Correr atrás da grana ficou por minha conta. A paleta de cores, depois de larga prosa, Jaime fechou questão – “nossas cores vão ser o vermelho e o amarelo, porque revista tem que ter cor de luta, cor vibrante” (eu queria verde-floresta). Na paz, acabei enfiando um branco.

Fizemos a primeira edição da Xapuri lá mesmo, na Reserva, em uma noite. Optamos por centrar na pauta socioambiental. Nossa primeira capa foi sobre os povos indígenas isolados do Acre: ‘Isolados, Bravos, Livres: Um Brasil Indígena por Conhecer”. Depois de tudo pronto, Jaime inventou de fazer uma outra boneca, “porque toda revista tem que ter número zero”.

Dessa vez finquei pé, ficamos com a capa indígena. Voltei pra Brasília com a boneca praticamente pronta e com a missão de dar um jeito de imprimir. Nos dias seguintes, o Jaime veio pra Formosa, pra convencer minha irmã Lúcia a revisar a revista, “de grátis”. Com a primeira revista impressa, a próxima tarefa foi montar o Conselho Editorial.

Jaime fez questão de visitar, explicar o projeto e convidar pessoalmente cada conselheiro e cada conselheira (até a doença agravar, nos seus últimos meses de vida, nunca abriu mão dessa tarefa). Daqui rumamos pra Goiânia, para convidar o arqueólogo Altair Sales Barbosa, nosso primeiro conselheiro. “O mais sabido de nóis,” segundo o Jaime.

Trilhamos uma linda jornada. Em 80 meses, Jaime fez questão de decidir, mensalmente, o tema da capa e, quase sempre, escrever ele mesmo. Às vezes, ligava pra falar da ótima ideia que teve, às vezes sumia e, no dia certo, lá vinha o texto pronto, impecável.

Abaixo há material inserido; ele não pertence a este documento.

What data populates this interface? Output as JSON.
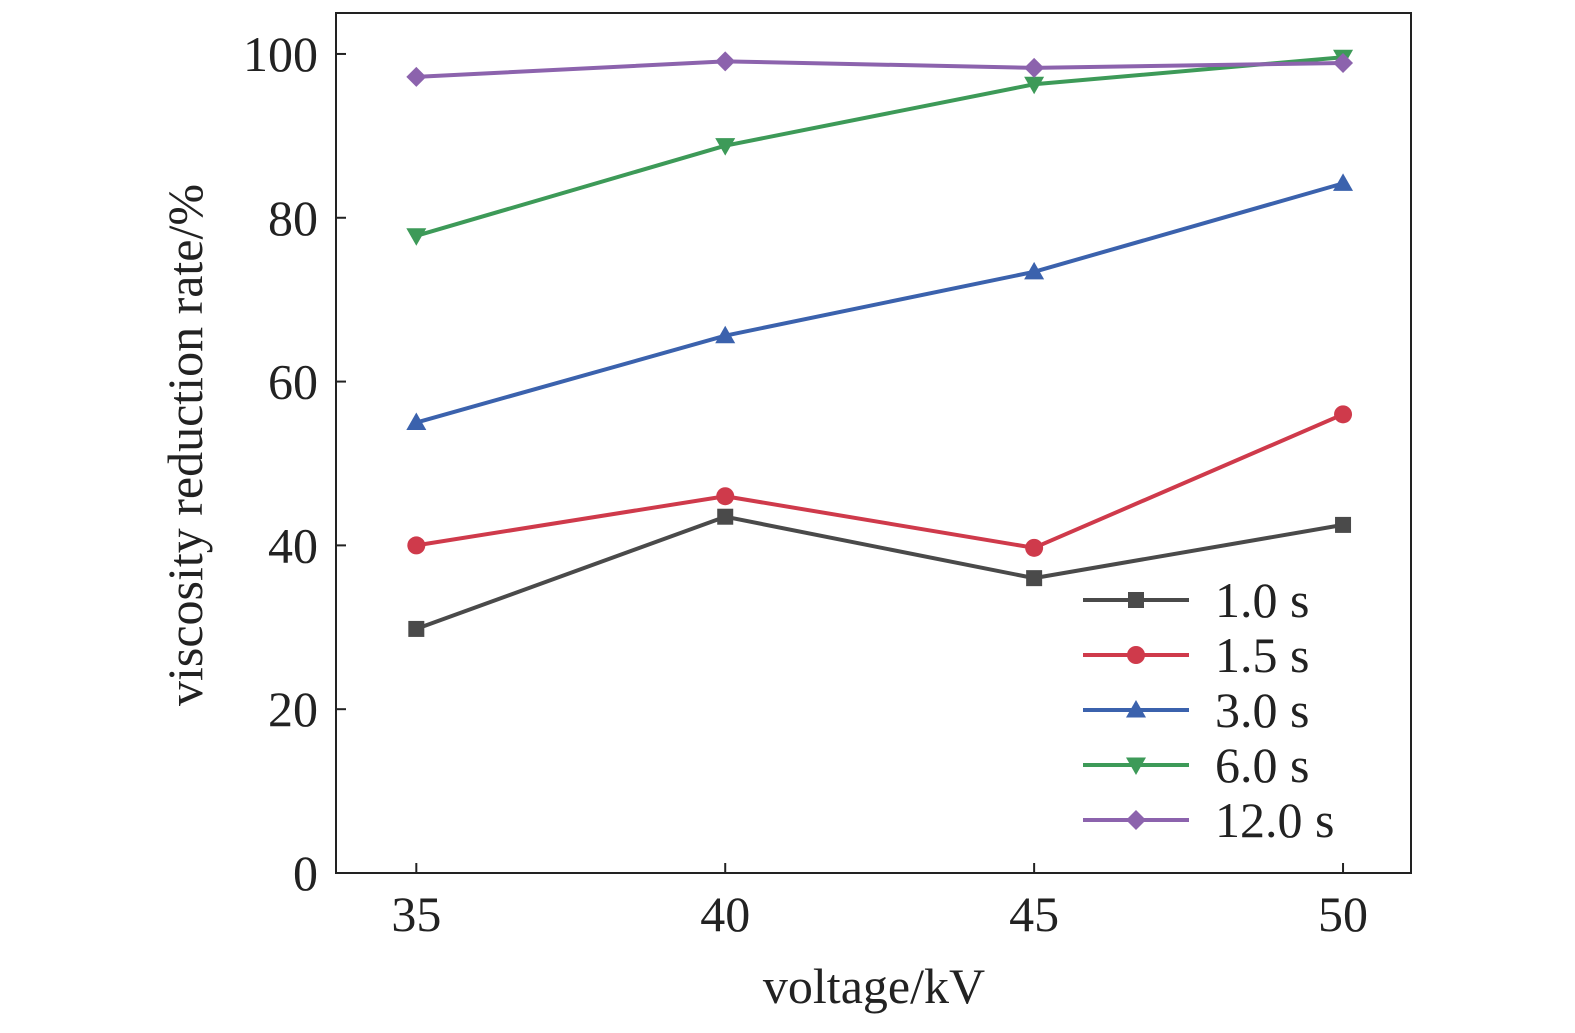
{
  "chart_data": {
    "type": "line",
    "xlabel": "voltage/kV",
    "ylabel": "viscosity reduction rate/%",
    "x": [
      35,
      40,
      45,
      50
    ],
    "x_ticks": [
      "35",
      "40",
      "45",
      "50"
    ],
    "y_ticks": [
      "0",
      "20",
      "40",
      "60",
      "80",
      "100"
    ],
    "xlim": [
      33.7,
      51.1
    ],
    "ylim": [
      0,
      105
    ],
    "grid": false,
    "legend_position": "bottom-right",
    "series": [
      {
        "name": "1.0 s",
        "marker": "square",
        "color": "#4a4a4a",
        "values": [
          29.8,
          43.5,
          36.0,
          42.5
        ]
      },
      {
        "name": "1.5 s",
        "marker": "circle",
        "color": "#cf3a4b",
        "values": [
          40.0,
          46.0,
          39.7,
          56.0
        ]
      },
      {
        "name": "3.0 s",
        "marker": "triangle-up",
        "color": "#3b62ad",
        "values": [
          55.0,
          65.6,
          73.4,
          84.2
        ]
      },
      {
        "name": "6.0 s",
        "marker": "triangle-down",
        "color": "#3d9a58",
        "values": [
          77.8,
          88.8,
          96.3,
          99.6
        ]
      },
      {
        "name": "12.0 s",
        "marker": "diamond",
        "color": "#8c63ad",
        "values": [
          97.2,
          99.1,
          98.3,
          98.9
        ]
      }
    ]
  }
}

Na sexta-feira, 9 de julho, quando preparávamos a Xapuri 81, pela primeira vez em sete anos, ele me pediu para cuidar de tudo. Foi uma conversa triste, ele estava agoniado com os rumos da doença e com a tragédia que o Brasil enfrentava. Não falamos em morte, mas eu sabia que era o fim.

Hoje, cá estamos nós, sem as capas do Jaime, sem as pautas do Jaime, sem o linguajar do Jaime, sem o jaimês da Xapuri, mas na labuta, firmes na resistência. Mês sim, mês sim de novo, como você sonhava, Jaiminho, carcamos porva e, enfim, chegamos à nossa edição número 100. E, depois da Xapuri 100, como era desejo seu, a gente segue esperneando.

Fica tranquilo, camarada, que por aqui tá tudo direitim.